As another example, the controller <NUM> may perform a pulse width modulation on a DC pulse. When the DC pulse modulated by the pulse width modulation is input to the converter <NUM>, a frequency of an alternating current output from the converter <NUM> may also be changed. Since the frequency of the alternating current applied to the coil <NUM> is changed, the frequency of the alternating magnetic field generated from the coil <NUM> may also be changed, and accordingly, the heat energy emitted from the heating element <NUM> may be changed. As such, a temperature of the heater assembly <NUM> may be controlled.

Specifically, the controller <NUM> may perform the pulse width modulation on a direct current supplied from the battery <NUM> by modulating at least one of a frequency of a DC pulse and a duty cycle of the DC pulse. The controller <NUM> may modulate a frequency or a duty cycle by adjusting a cycle of turning on and off a switch connected to the battery <NUM> or a ratio of turning on and off a switch. However, the frequency and duty cycle of the DC pulse is not limited thereto and may also be modulated by means other than the switch. Also, the controller <NUM> may perform the pulse width modulation by turning on and off the direct current of the battery <NUM>, according to a section in which the pulse width modulation and a section for blocking the direct current supplied from the battery <NUM>.

The controller <NUM> may compare a temperature of the heating element <NUM>, which is measured by the temperature sensor <NUM>, with a reference temperature. Also, the controller <NUM> may control a temperature of the heater assembly <NUM> based on a difference value between the measured temperature of the heating element <NUM> and a reference temperature. For example, when the temperature of the heating element <NUM> is higher than the reference temperature, the controller <NUM> may reduce at least one of a frequency and a duty cycle of a DC pulse supplied from the battery <NUM> or may reduce the intensity of the DC pulse.
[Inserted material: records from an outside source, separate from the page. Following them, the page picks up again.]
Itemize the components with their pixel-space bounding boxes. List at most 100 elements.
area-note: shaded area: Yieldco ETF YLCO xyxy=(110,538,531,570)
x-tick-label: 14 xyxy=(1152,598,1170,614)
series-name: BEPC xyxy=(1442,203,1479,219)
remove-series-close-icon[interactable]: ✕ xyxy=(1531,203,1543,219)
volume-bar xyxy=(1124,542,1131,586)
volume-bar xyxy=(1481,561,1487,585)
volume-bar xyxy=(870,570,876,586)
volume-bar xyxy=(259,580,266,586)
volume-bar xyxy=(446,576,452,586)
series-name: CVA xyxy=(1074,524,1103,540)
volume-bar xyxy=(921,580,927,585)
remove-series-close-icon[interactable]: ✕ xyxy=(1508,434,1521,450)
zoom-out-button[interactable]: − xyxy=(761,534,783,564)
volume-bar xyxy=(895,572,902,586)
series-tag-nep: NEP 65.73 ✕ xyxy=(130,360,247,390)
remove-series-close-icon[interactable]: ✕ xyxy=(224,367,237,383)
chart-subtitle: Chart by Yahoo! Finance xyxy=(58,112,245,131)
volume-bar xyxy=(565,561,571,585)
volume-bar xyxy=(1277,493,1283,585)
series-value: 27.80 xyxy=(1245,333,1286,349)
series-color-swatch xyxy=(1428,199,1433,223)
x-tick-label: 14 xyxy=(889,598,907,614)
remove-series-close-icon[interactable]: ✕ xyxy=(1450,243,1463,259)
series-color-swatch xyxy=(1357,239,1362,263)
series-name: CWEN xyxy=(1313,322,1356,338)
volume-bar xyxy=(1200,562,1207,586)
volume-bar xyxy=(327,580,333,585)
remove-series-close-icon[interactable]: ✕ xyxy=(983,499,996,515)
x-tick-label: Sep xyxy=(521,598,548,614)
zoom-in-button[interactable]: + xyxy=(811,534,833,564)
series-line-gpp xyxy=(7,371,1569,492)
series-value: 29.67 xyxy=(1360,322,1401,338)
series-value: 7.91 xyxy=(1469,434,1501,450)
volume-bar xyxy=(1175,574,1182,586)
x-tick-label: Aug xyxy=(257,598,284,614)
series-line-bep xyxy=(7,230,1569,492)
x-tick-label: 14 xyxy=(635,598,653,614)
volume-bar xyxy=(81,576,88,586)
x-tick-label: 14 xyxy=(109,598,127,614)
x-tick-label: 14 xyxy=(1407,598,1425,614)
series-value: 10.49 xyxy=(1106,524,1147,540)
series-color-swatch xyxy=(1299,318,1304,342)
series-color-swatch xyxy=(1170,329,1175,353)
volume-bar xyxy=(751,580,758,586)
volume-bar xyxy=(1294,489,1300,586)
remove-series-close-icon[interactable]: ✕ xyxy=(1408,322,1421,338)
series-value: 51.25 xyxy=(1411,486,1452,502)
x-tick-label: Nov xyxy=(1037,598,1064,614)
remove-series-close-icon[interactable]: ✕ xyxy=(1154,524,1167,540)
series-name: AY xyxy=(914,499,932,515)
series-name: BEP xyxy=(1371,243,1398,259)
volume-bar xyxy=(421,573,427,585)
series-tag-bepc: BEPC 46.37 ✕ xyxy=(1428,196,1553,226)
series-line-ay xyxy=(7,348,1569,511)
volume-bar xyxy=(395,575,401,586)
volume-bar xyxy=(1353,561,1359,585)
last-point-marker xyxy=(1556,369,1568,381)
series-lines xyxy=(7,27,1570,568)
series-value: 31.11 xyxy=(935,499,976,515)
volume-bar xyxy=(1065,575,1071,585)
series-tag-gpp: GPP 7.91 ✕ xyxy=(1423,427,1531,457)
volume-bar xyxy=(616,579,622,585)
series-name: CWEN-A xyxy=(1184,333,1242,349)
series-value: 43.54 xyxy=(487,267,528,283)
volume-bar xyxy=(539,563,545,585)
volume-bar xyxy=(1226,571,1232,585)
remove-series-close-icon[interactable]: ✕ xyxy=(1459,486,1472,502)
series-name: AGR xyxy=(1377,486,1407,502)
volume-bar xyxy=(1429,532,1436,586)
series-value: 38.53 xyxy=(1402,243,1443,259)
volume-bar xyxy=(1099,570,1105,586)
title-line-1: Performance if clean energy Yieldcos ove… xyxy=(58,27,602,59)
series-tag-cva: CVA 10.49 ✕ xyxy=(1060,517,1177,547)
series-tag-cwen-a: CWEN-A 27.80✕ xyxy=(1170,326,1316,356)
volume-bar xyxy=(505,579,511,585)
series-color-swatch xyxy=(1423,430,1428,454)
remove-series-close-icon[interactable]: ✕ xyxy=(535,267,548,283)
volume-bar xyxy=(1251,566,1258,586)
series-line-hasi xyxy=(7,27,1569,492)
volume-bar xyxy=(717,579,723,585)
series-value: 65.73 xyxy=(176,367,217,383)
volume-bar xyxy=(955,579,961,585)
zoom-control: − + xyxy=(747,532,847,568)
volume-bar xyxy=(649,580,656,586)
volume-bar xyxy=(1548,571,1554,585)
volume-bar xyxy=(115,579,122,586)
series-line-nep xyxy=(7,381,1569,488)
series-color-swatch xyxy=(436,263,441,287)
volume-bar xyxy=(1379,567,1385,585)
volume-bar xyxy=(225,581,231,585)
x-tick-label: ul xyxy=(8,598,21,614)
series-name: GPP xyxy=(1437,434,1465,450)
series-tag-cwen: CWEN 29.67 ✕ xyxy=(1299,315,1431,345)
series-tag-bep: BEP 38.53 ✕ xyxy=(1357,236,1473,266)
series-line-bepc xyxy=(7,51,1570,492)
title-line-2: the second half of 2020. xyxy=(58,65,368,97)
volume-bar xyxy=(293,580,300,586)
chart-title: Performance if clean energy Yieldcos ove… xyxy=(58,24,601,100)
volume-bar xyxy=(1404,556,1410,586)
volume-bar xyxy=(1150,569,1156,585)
In addition, the controller <NUM> may calculate the difference value between the measured temperature of the heating element <NUM> and the reference temperature, and may perform a feedback control by a PID method of adjusting the DC pulse supplied from the battery <NUM>, based on at least one of a component proportional to the difference value, a component proportional to a value obtained by integrating the difference value, and a component proportional to a value obtained by differentiating the difference value.

Claim 1:
An aerosol generating device (<NUM>) comprising a heater assembly (<NUM>, <NUM>, <NUM>) for heating a cigarette (<NUM>) accommodated in the aerosol generating device (<NUM>), comprising:
a heating element (<NUM>, <NUM>, <NUM>, <NUM>, <NUM>, <NUM>, <NUM>) that extends in a longitudinal direction of the cigarette (<NUM>) and includes a ferromagnetic substance that is configured to generate heat by an external magnetic field; and
a temperature sensor (<NUM>) that is configured to measure a temperature of the heating element (<NUM>, <NUM>, <NUM>, <NUM>, <NUM>, <NUM>, <NUM>),
wherein the heater assembly (<NUM>, <NUM>, <NUM>) is disposed at an inner end portion of an accommodation space (<NUM>) provided in the aerosol generating device (<NUM>) to accommodate the cigarette (<NUM>),
wherein the heating element (<NUM>, <NUM>, <NUM>, <NUM>, <NUM>, <NUM>, <NUM>) further comprises a hollow, wherein the temperature sensor (<NUM>) abuts an inner surface of the heating element (<NUM>, <NUM>, <NUM>, <NUM>, <NUM>, <NUM>, <NUM>),
the aerosol generating device (<NUM>) being characterised in that
the temperature sensor (<NUM>) abuts an inner surface of a section other than the ferromagnetic substance in the heating element (<NUM>, <NUM>, <NUM>, <NUM>, <NUM>, <NUM>, <NUM>).